O Ministério da Agricultura, Pecuária e Abastecimento (Mapa) desconsidera a hipótese de um movimento de alta dos preços dos alimentos. “Não é que acabou a fase da comida barata. A comida está cada vez mais acessível à população”, afirmou hoje o secretário de Produção e Agroenergia do ministério, Manoel Bertone, em entrevista à imprensa.
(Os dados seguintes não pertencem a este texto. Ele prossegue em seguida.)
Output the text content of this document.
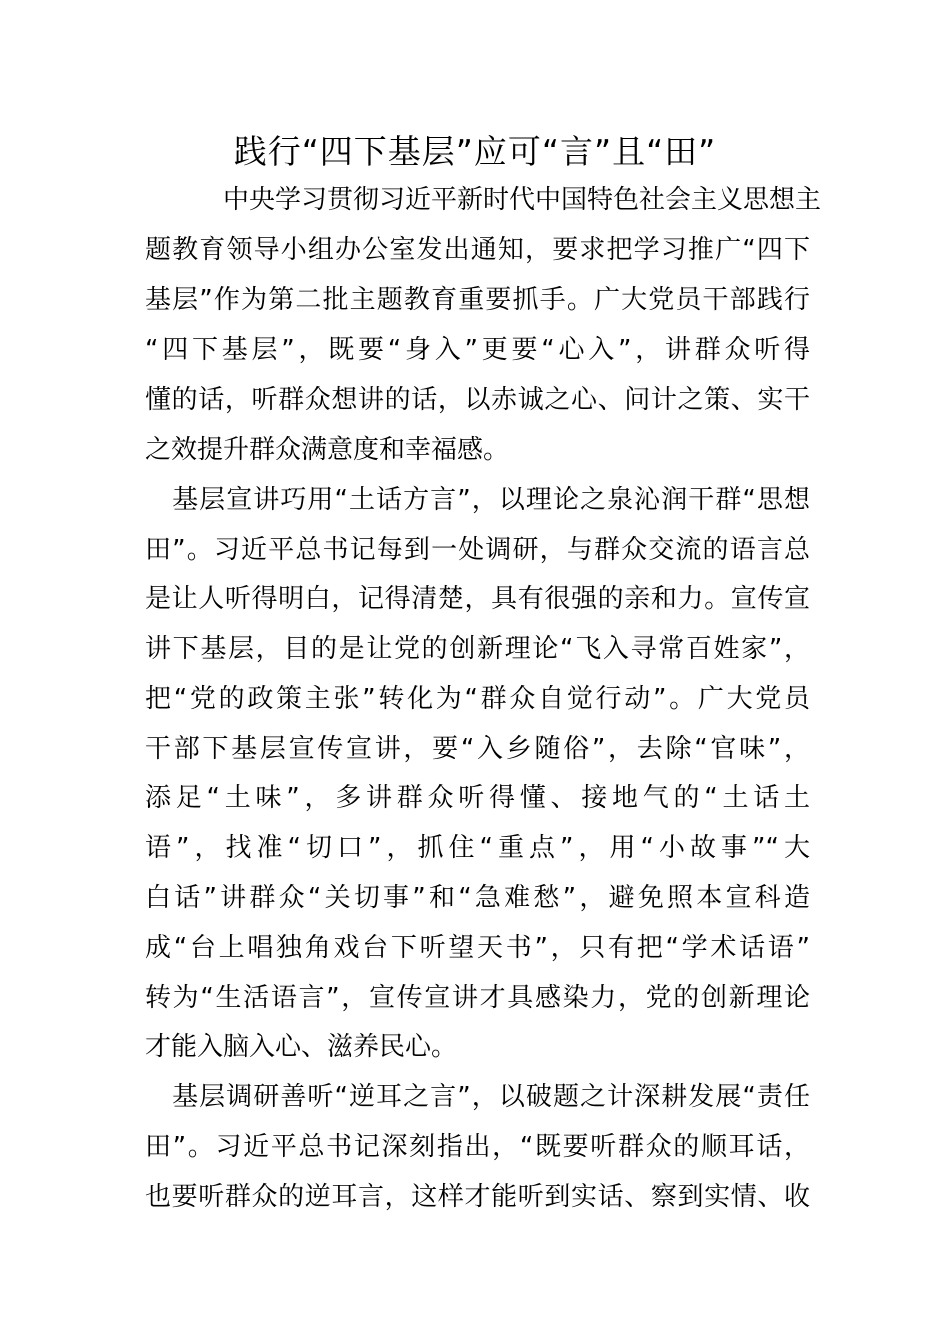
践行“四下基层”应可“言”且“田”

　　　中央学习贯彻习近平新时代中国特色社会主义思想主

题教育领导小组办公室发出通知，要求把学习推广“四下

基层”作为第二批主题教育重要抓手。广大党员干部践行

“四下基层”，既要“身入”更要“心入”，讲群众听得

懂的话，听群众想讲的话，以赤诚之心、问计之策、实干

之效提升群众满意度和幸福感。

　基层宣讲巧用“土话方言”，以理论之泉沁润干群“思想

田”。习近平总书记每到一处调研，与群众交流的语言总

是让人听得明白，记得清楚，具有很强的亲和力。宣传宣

讲下基层，目的是让党的创新理论“飞入寻常百姓家”，

把“党的政策主张”转化为“群众自觉行动”。广大党员

干部下基层宣传宣讲，要“入乡随俗”，去除“官味”，

添足“土味”，多讲群众听得懂、接地气的“土话土

语”，找准“切口”，抓住“重点”，用“小故事”“大

白话”讲群众“关切事”和“急难愁”，避免照本宣科造

成“台上唱独角戏台下听望天书”，只有把“学术话语”

转为“生活语言”，宣传宣讲才具感染力，党的创新理论

才能入脑入心、滋养民心。

　基层调研善听“逆耳之言”，以破题之计深耕发展“责任

田”。习近平总书记深刻指出，“既要听群众的顺耳话，

也要听群众的逆耳言，这样才能听到实话、察到实情、收
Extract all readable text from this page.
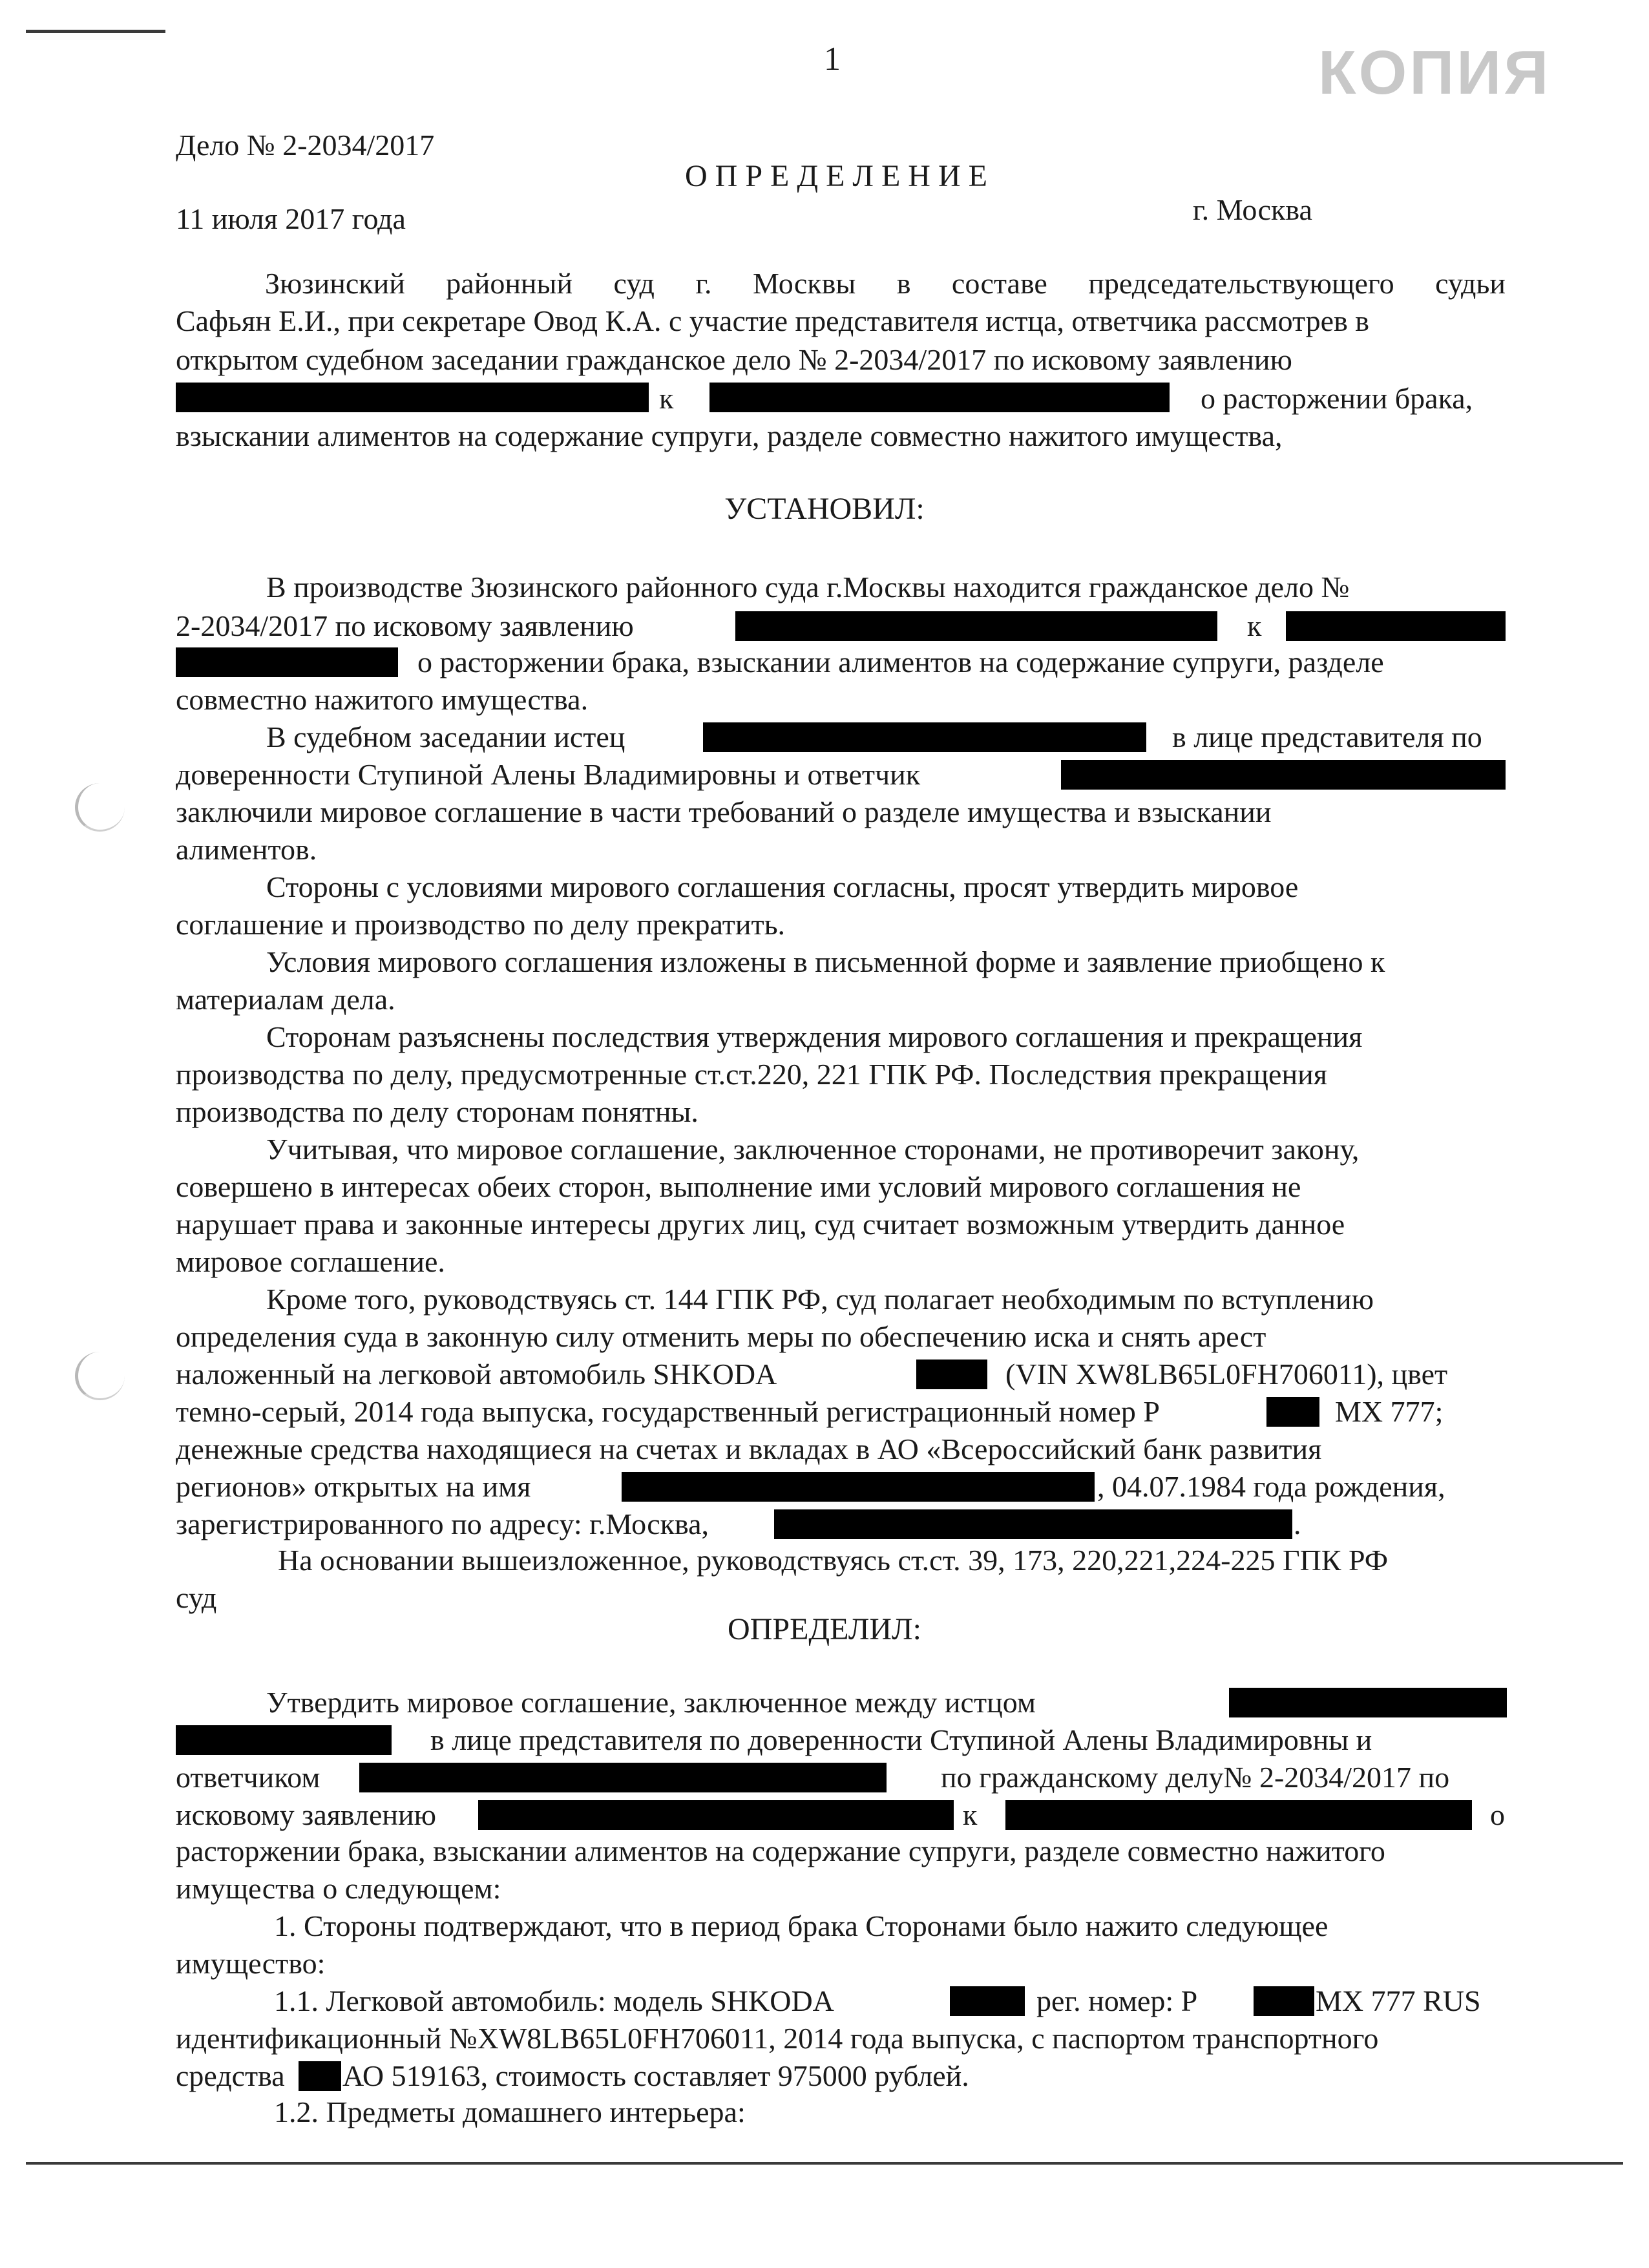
1	КОПИЯ
Дело № 2-2034/2017
О П Р Е Д Е Л Е Н И Е
11 июля 2017 года	г. Москва
Зюзинский районный суд г. Москвы в составе председательствующего судьи
Сафьян Е.И., при секретаре Овод К.А. с участие представителя истца, ответчика рассмотрев в
открытом судебном заседании гражданское дело № 2-2034/2017 по исковому заявлению
к	о расторжении брака,
взыскании алиментов на содержание супруги, разделе совместно нажитого имущества,
УСТАНОВИЛ:
В производстве Зюзинского районного суда г.Москвы находится гражданское дело №
2-2034/2017 по исковому заявлению	к
о расторжении брака, взыскании алиментов на содержание супруги, разделе
совместно нажитого имущества.
В судебном заседании истец	в лице представителя по
доверенности Ступиной Алены Владимировны и ответчик
заключили мировое соглашение в части требований о разделе имущества и взыскании
алиментов.
Стороны с условиями мирового соглашения согласны, просят утвердить мировое
соглашение и производство по делу прекратить.
Условия мирового соглашения изложены в письменной форме и заявление приобщено к
материалам дела.
Сторонам разъяснены последствия утверждения мирового соглашения и прекращения
производства по делу, предусмотренные ст.ст.220, 221 ГПК РФ. Последствия прекращения
производства по делу сторонам понятны.
Учитывая, что мировое соглашение, заключенное сторонами, не противоречит закону,
совершено в интересах обеих сторон, выполнение ими условий мирового соглашения не
нарушает права и законные интересы других лиц, суд считает возможным утвердить данное
мировое соглашение.
Кроме того, руководствуясь ст. 144 ГПК РФ, суд полагает необходимым по вступлению
определения суда в законную силу отменить меры по обеспечению иска и снять арест
наложенный на легковой автомобиль SHKODA	(VIN XW8LB65L0FH706011), цвет
темно-серый, 2014 года выпуска, государственный регистрационный номер Р	МХ 777;
денежные средства находящиеся на счетах и вкладах в АО «Всероссийский банк развития
регионов» открытых на имя	, 04.07.1984 года рождения,
зарегистрированного по адресу: г.Москва,	.
На основании вышеизложенное, руководствуясь ст.ст. 39, 173, 220,221,224-225 ГПК РФ
суд
ОПРЕДЕЛИЛ:
Утвердить мировое соглашение, заключенное между истцом
в лице представителя по доверенности Ступиной Алены Владимировны и
ответчиком	по гражданскому делу№ 2-2034/2017 по
исковому заявлению	к	о
расторжении брака, взыскании алиментов на содержание супруги, разделе совместно нажитого
имущества о следующем:
1. Стороны подтверждают, что в период брака Сторонами было нажито следующее
имущество:
1.1. Легковой автомобиль: модель SHKODA	рег. номер: Р	МХ 777 RUS
идентификационный №XW8LB65L0FH706011, 2014 года выпуска, с паспортом транспортного
средства АО 519163, стоимость составляет 975000 рублей.
1.2. Предметы домашнего интерьера:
O secretário de Política Agrícola, Edílson Guimarães, ressaltou que os alimentos apresentam as menores altas dentro do conjunto de itens pesquisados no cálculo da inflação. “Além do mais, tivemos um ganho de produtividade muito grande, que permite esse crescimento menor dos preços agrícolas em relação a outros preços da economia. E isso se transfere para a renda dos consumidores”, disse Guimarães.

Bertone destacou que a taxa de desemprego em recorde de baixa de 5,7% incluiu uma grande massa de novos consumidores no mercado interno, o que representa uma demanda adicional que pode explicar, em parte alguma pressão sobre os preços. “Mas não acredito que a comida esteja pesando exageradamente no bolso das pessoas”, disse.

Segundo Bertone, “o que está acontecendo, no Brasil e no mundo, é que um grande contingente de pessoas saiu da miséria”. Ele argumentou que esse crescimento proporcionará um aumento do volume de investimentos, reequilibrando, dentro de pouco tempo, a relação entre oferta e demanda, em nível global. O secretário de Produção e Agroenergia ressaltou, ainda, que a desvalorização do dólar provocou uma valorização dos preços das commodities (matérias-primas), o que pode ser bom para o Brasil, que tem ampla produção agropecuária.